In 2001, I founded the Fritz Institute. We did it in a very businesslike way. We created our business plan, and planned the institute for some time before we set it up. I wanted to see that there was a value proposition before I went ahead and launched it. I have put in about $6.2 million so far, and I have set aside money for the institute.

An American Abroad
I spend a lot of time in the Middle East and Africa on behalf of the institute. I traveled to Lesotho, Zimbabwe and Zambia. I went to Africa to understand where relief services touch the customer. At Fritz, I always traveled to visit our customers; everything I ever did was for the customer. Now I ask questions when I travel for the institute. Does the aid get there? Does it arrive complete? How does it work? Where does the money come from? Zimbabwe is suffering a famine because of political strife; Ethiopia endures famines every two years due to self-imposed economic factors. If we include the overarching element of the AIDS epidemic in Africa, that exacerbates conditions to a point that one cannot exaggerate.

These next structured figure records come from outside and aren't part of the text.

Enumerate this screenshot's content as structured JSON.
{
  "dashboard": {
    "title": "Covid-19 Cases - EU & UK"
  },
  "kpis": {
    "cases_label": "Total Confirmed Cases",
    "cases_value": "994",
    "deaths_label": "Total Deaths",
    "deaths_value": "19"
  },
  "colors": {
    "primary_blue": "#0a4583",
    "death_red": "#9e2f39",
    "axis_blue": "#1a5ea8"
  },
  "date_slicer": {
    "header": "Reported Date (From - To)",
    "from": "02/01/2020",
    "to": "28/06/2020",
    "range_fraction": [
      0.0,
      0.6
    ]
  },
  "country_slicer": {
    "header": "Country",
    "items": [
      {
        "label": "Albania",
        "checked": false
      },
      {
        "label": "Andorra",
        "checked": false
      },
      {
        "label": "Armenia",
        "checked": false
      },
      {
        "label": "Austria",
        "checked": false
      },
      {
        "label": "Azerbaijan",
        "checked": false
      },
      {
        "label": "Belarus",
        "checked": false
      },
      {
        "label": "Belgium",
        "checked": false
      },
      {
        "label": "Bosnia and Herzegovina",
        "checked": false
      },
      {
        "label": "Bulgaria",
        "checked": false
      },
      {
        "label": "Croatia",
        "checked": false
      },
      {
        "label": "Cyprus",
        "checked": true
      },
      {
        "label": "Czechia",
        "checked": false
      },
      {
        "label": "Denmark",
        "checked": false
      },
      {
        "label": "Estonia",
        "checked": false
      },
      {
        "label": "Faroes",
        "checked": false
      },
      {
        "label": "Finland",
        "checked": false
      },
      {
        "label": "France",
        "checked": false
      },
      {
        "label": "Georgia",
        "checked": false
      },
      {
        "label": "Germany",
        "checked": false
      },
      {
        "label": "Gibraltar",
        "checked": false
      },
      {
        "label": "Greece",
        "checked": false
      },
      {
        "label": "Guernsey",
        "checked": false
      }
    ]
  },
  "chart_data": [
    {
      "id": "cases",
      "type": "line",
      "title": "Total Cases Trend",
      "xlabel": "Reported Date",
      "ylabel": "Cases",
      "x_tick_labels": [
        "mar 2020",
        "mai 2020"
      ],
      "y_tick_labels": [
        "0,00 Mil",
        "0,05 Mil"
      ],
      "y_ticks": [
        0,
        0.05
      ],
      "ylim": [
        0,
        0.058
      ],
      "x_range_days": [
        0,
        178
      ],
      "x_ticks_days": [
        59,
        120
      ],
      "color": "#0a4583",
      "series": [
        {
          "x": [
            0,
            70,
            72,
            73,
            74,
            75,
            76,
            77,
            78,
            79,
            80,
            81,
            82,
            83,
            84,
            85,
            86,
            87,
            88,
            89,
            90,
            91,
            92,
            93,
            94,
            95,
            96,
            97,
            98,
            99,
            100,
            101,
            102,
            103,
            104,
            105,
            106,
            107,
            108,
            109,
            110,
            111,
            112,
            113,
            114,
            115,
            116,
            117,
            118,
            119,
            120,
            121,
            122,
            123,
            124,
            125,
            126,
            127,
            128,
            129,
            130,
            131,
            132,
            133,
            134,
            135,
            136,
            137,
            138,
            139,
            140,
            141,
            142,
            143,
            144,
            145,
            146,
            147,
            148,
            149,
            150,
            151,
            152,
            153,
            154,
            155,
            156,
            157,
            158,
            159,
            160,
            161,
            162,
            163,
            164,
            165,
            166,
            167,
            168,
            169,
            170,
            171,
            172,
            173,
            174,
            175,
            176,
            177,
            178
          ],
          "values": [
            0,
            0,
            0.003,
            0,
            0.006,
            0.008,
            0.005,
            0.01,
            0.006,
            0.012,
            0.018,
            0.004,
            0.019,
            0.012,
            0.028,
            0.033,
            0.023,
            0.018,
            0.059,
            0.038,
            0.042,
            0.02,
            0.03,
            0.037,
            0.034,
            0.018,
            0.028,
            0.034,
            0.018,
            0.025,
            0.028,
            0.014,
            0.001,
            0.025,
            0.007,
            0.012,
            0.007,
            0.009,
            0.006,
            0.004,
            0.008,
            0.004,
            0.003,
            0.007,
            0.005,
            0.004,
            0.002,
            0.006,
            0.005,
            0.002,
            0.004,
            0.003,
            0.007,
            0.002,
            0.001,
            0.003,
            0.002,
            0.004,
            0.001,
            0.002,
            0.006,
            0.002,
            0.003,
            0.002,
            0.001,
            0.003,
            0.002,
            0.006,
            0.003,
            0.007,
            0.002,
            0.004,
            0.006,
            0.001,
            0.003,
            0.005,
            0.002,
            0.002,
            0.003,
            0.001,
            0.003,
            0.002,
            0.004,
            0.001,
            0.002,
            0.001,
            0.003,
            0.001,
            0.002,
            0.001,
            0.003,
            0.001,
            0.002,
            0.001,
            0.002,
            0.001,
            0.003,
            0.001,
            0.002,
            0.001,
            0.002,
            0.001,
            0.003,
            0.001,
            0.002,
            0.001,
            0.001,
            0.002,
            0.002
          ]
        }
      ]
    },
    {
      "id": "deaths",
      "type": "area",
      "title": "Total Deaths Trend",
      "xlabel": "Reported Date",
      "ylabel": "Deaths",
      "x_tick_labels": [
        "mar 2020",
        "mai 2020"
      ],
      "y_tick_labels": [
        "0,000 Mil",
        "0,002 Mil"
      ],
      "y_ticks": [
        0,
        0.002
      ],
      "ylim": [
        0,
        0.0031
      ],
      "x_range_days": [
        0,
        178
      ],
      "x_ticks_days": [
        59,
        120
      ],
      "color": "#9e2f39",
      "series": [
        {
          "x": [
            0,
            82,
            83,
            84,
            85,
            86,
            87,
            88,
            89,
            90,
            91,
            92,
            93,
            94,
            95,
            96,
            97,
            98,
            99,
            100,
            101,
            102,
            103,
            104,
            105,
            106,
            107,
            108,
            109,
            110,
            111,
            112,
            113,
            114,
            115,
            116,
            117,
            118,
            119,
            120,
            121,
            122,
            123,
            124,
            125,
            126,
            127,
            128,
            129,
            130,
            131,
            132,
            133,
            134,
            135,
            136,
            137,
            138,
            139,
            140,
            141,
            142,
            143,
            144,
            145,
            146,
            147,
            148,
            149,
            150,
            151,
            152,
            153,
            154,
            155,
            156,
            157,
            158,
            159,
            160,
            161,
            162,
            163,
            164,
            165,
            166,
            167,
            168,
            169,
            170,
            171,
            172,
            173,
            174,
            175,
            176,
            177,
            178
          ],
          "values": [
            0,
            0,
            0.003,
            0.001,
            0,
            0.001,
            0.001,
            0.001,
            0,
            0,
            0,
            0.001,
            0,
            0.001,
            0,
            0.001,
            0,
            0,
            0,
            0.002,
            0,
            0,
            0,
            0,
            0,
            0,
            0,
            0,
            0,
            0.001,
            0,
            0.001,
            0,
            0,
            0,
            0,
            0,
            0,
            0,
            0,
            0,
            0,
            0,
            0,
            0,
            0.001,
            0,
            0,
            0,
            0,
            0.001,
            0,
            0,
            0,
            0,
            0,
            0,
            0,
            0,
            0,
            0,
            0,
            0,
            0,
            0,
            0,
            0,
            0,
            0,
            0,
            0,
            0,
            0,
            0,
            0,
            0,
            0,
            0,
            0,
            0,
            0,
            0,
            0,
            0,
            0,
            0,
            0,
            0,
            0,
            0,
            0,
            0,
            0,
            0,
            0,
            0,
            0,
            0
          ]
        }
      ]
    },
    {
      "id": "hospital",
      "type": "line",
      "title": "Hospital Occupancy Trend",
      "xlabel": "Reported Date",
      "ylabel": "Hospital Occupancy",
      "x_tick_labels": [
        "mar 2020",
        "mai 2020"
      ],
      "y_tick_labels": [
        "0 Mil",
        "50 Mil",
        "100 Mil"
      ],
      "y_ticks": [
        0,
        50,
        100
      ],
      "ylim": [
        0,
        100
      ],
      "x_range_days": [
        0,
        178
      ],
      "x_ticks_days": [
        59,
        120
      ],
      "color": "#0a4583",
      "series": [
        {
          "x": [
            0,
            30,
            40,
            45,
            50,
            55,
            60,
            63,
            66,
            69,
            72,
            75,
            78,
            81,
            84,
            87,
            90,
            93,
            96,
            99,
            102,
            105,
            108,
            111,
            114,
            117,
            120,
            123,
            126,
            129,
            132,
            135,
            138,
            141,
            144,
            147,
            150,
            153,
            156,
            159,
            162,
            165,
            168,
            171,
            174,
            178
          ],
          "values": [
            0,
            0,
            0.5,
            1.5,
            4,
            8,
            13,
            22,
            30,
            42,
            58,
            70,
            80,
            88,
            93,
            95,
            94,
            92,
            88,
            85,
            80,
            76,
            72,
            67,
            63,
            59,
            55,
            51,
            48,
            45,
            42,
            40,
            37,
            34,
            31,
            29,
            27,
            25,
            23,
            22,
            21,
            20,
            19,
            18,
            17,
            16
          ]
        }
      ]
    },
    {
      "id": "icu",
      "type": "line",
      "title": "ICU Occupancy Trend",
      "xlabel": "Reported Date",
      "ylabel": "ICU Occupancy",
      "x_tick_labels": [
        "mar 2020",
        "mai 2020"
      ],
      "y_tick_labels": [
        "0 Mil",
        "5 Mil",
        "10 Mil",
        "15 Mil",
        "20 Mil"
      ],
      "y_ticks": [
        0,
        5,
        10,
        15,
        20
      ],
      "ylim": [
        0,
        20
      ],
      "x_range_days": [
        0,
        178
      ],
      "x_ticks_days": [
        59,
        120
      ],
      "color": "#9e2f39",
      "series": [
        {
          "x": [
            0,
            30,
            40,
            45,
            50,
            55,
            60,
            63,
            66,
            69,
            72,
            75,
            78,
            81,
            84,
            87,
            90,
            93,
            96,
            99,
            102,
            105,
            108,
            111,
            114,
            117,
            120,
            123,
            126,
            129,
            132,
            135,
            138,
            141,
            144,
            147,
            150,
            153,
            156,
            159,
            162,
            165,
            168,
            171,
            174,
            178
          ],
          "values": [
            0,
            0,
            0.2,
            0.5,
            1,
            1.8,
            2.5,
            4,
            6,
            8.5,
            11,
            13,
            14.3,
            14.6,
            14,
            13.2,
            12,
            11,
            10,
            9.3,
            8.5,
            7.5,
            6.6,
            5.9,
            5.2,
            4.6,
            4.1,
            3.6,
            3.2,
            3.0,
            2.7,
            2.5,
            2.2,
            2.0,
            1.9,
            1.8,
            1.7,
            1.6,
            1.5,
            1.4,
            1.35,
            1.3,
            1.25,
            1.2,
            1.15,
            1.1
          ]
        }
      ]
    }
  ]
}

After a 1999 earthquake killed 17,000 people in Turkey, I began wondering if humanitarian organizations used all the same business practices we did at Fritz.
I remember being in Lesotho, in a remote village on a hill. It was a poor village filled with hungry people, and the Red Cross was distributing aid there. One old man asked me to come into his hut; it had no lights and only one candle. He was the oldest man in the village, and many of his friends had died during the famine. He told me, “It’s good to meet the U.S.A., because all I’ve seen are the bags of food and seeds. I’ve never seen an American.” The delivery system there consisted of two or three sheds. The use of basic technologies would have created a significant uptick in the amount of aid that got through.

We are here to help improve our customers—large nonprofits such as UNESCO, CARE and Catholic Relief. We want to make them more efficient, more strategically balanced. We go into their headquarters, or visit them in the field; together we identify solutions and work them out. The means to the end, we feel, is measurement and accountability using best practices tools. We do not do the work if the organization is not willing to be measured and commit to ongoing accountability. When it all clicks, it is very satisfying to see do-gooders do good. I love leveraging the efficiencies. One-to-one does not get very far. With the use of planning and tools—one-to-three, one-to-seven, one-to-10—you can really do something.